Sonntag, 18. Januar 2015

An den Leser

Ich wende mich an den werten Leser, der seine begrenzte Zeit sich nimmt, um in meinen Texten zu suchen. Wonach er sucht sei seine Sache, was er findet jedoch meine. Das ist zumeist das Problem des heutigen Schriftstellertums, nämlich: es begründet sich in seiner subjektiven Unterhaltungsform. Wer heute schreibt, der schreibt Geschichten, schreibt was sich verkauft, also was der Bürger Nr. 0815 gerne liest. Wer sich nur oberflächlich, sprich in der Ubahn oder im Bus mit Büchern beschäftigt, wie es wohl die meisten der heutigen Leser tun, wird seinem Gemüt nur leichte Kost zumuten, also geistige Diät-Bücher kaufen – auch Bestseller genannt. Wer sich in den gegenwärtigen Zeiten ein gutes Buch zulegen möchte findet es beim Antiquitätenhändler. Die Zeiten des Schreibens sind vorbei, ja, tot sind sie. Im legendären Cafe Central in der Wiener Herrengasse, wo sich die namhaftesten Schreiber einst die Hand reichten, ihre Schreibblockaden zusammen mit Schach und Tarock aussaßen, die Motivation in der Suppenschüssel suchten, fanden und verewigten, da gibt es heute keinen einzigen wahrhaften Schriftsteller inmitten der Touristen, die Filterkaffee zum Mürben Kipferl bestellen. Ebenso tot wie die unvergessenen Literaturzirkel sind auch die vermodernden Anhäufungen von Feuilletons und Essays und deren größter Meister, Anton Kuh.
Das begründet sich des Schreibers Meinung nach in dem Verlust des guten Geschmacks. Ich habe die Wurzel des Übels lange gesucht, an den unmöglichsten Orten gefunden, dann doch als Attrappe enttarnt, aber letztendlich bin ich mir sicher, sie festzuhalten. Ich halte sie in die Höh', entblöße sie vor euren Häuptern, seht her: der fehlende Sinn für gute Literatur ist der Grund der untergegangenen Schreibkultur.

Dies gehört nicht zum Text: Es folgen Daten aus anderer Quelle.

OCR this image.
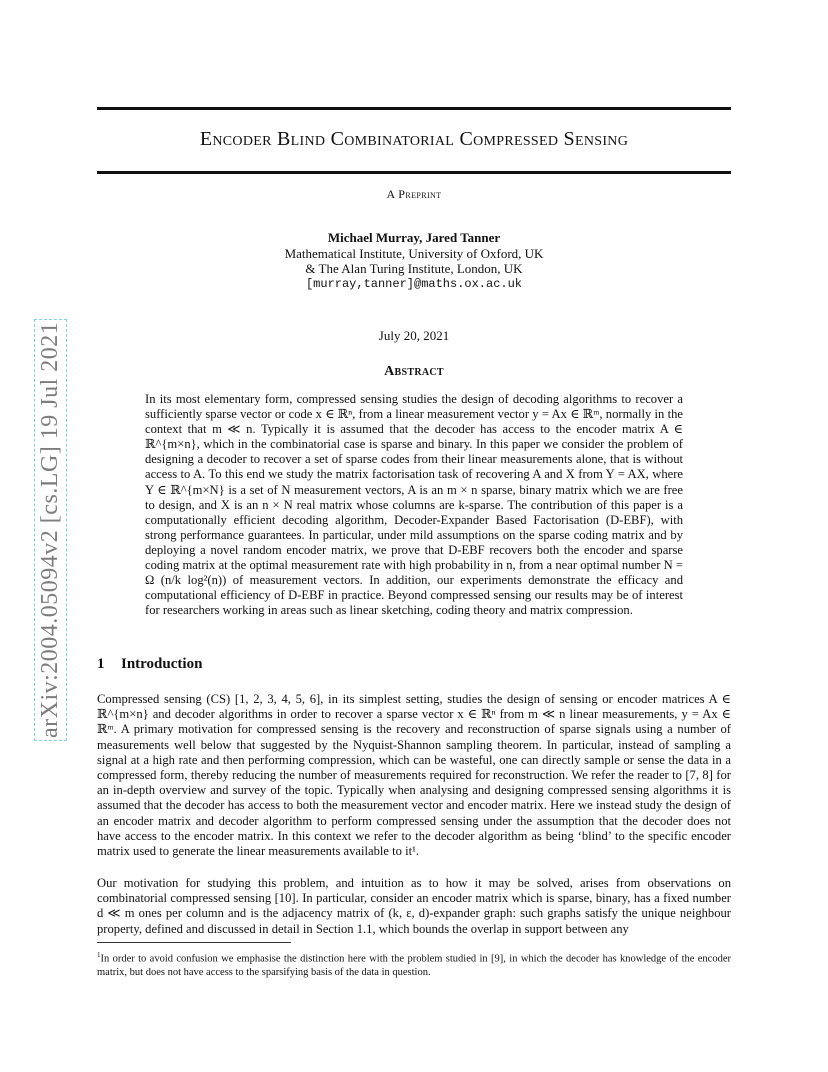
arXiv:2004.05094v2 [cs.LG] 19 Jul 2021
Encoder Blind Combinatorial Compressed Sensing
A Preprint
Michael Murray, Jared Tanner
Mathematical Institute, University of Oxford, UK
& The Alan Turing Institute, London, UK
[murray,tanner]@maths.ox.ac.uk
July 20, 2021
Abstract
In its most elementary form, compressed sensing studies the design of decoding algorithms to recover a sufficiently sparse vector or code x ∈ ℝⁿ, from a linear measurement vector y = Ax ∈ ℝᵐ, normally in the context that m ≪ n. Typically it is assumed that the decoder has access to the encoder matrix A ∈ ℝ^{m×n}, which in the combinatorial case is sparse and binary. In this paper we consider the problem of designing a decoder to recover a set of sparse codes from their linear measurements alone, that is without access to A. To this end we study the matrix factorisation task of recovering A and X from Y = AX, where Y ∈ ℝ^{m×N} is a set of N measurement vectors, A is an m × n sparse, binary matrix which we are free to design, and X is an n × N real matrix whose columns are k-sparse. The contribution of this paper is a computationally efficient decoding algorithm, Decoder-Expander Based Factorisation (D-EBF), with strong performance guarantees. In particular, under mild assumptions on the sparse coding matrix and by deploying a novel random encoder matrix, we prove that D-EBF recovers both the encoder and sparse coding matrix at the optimal measurement rate with high probability in n, from a near optimal number N = Ω (n/k log²(n)) of measurement vectors. In addition, our experiments demonstrate the efficacy and computational efficiency of D-EBF in practice. Beyond compressed sensing our results may be of interest for researchers working in areas such as linear sketching, coding theory and matrix compression.
1 Introduction
Compressed sensing (CS) [1, 2, 3, 4, 5, 6], in its simplest setting, studies the design of sensing or encoder matrices A ∈ ℝ^{m×n} and decoder algorithms in order to recover a sparse vector x ∈ ℝⁿ from m ≪ n linear measurements, y = Ax ∈ ℝᵐ. A primary motivation for compressed sensing is the recovery and reconstruction of sparse signals using a number of measurements well below that suggested by the Nyquist-Shannon sampling theorem. In particular, instead of sampling a signal at a high rate and then performing compression, which can be wasteful, one can directly sample or sense the data in a compressed form, thereby reducing the number of measurements required for reconstruction. We refer the reader to [7, 8] for an in-depth overview and survey of the topic. Typically when analysing and designing compressed sensing algorithms it is assumed that the decoder has access to both the measurement vector and encoder matrix. Here we instead study the design of an encoder matrix and decoder algorithm to perform compressed sensing under the assumption that the decoder does not have access to the encoder matrix. In this context we refer to the decoder algorithm as being ‘blind’ to the specific encoder matrix used to generate the linear measurements available to it¹.
Our motivation for studying this problem, and intuition as to how it may be solved, arises from observations on combinatorial compressed sensing [10]. In particular, consider an encoder matrix which is sparse, binary, has a fixed number d ≪ m ones per column and is the adjacency matrix of (k, ε, d)-expander graph: such graphs satisfy the unique neighbour property, defined and discussed in detail in Section 1.1, which bounds the overlap in support between any
$^1$In order to avoid confusion we emphasise the distinction here with the problem studied in [9], in which the decoder has knowledge of the encoder matrix, but does not have access to the sparsifying basis of the data in question.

Verkauft wird der Roman für die moderne Hausfrau, für Schulkinder und Freizeitleser. Wenn der Markt keine Monopolisierung durchführen würde und auch kleine Schreiber ihre Bücher verlegt bekommen würden, wäre an dieser Tatsache nichts auszusetzen – in Zeiten des knallharten Kapitalismus aber ist die Existenz dieser erwähnten Gruppe von Schriftstellern ernsthaft bedroht. Wer tatsächlich gegen den Strom schwimmt, wird seine Leserschaft nur schwer erreichen und sein Leben in den seichten Höhen der Anerkennung verbringen. Wer also abseits des Mainstreams schreibt braucht :
Geld zum Leben, vom Schreiben verdient er nichts;
Viel Ausdauer, um die Leser zu erreichen;
und ein frohes Gemüt, um dem Verdruss der allgemeinen Ignoranz erfolgreich entgegenzutreten.
In einem Satz also: Wer heutzutage schreibt, schreibt entweder um viel Geld zu verdienen, oder man schreibt aus masochistischer Leidenschaft, einer Leidenschaft, sich selbst von den Freuden des Lebens fernzuhalten. Zum Glück kann man zwischen beiden Gruppen eine dicke, schwarze Trennlinie ziehen. Verwischt wird sie selten bis gar nicht. Ich hoffe zutiefst, dass das 21. Jahrhundert genügend Schriftsteller der zweiten Art hervorbringen wird, um auch durch seine Kunst und Kultur in die Geschichtsbücher eingehen zu können – und das in schönen Erinnerungen.
Mein lieber Leser, ich danke für Ihre Aufmerksamkeit.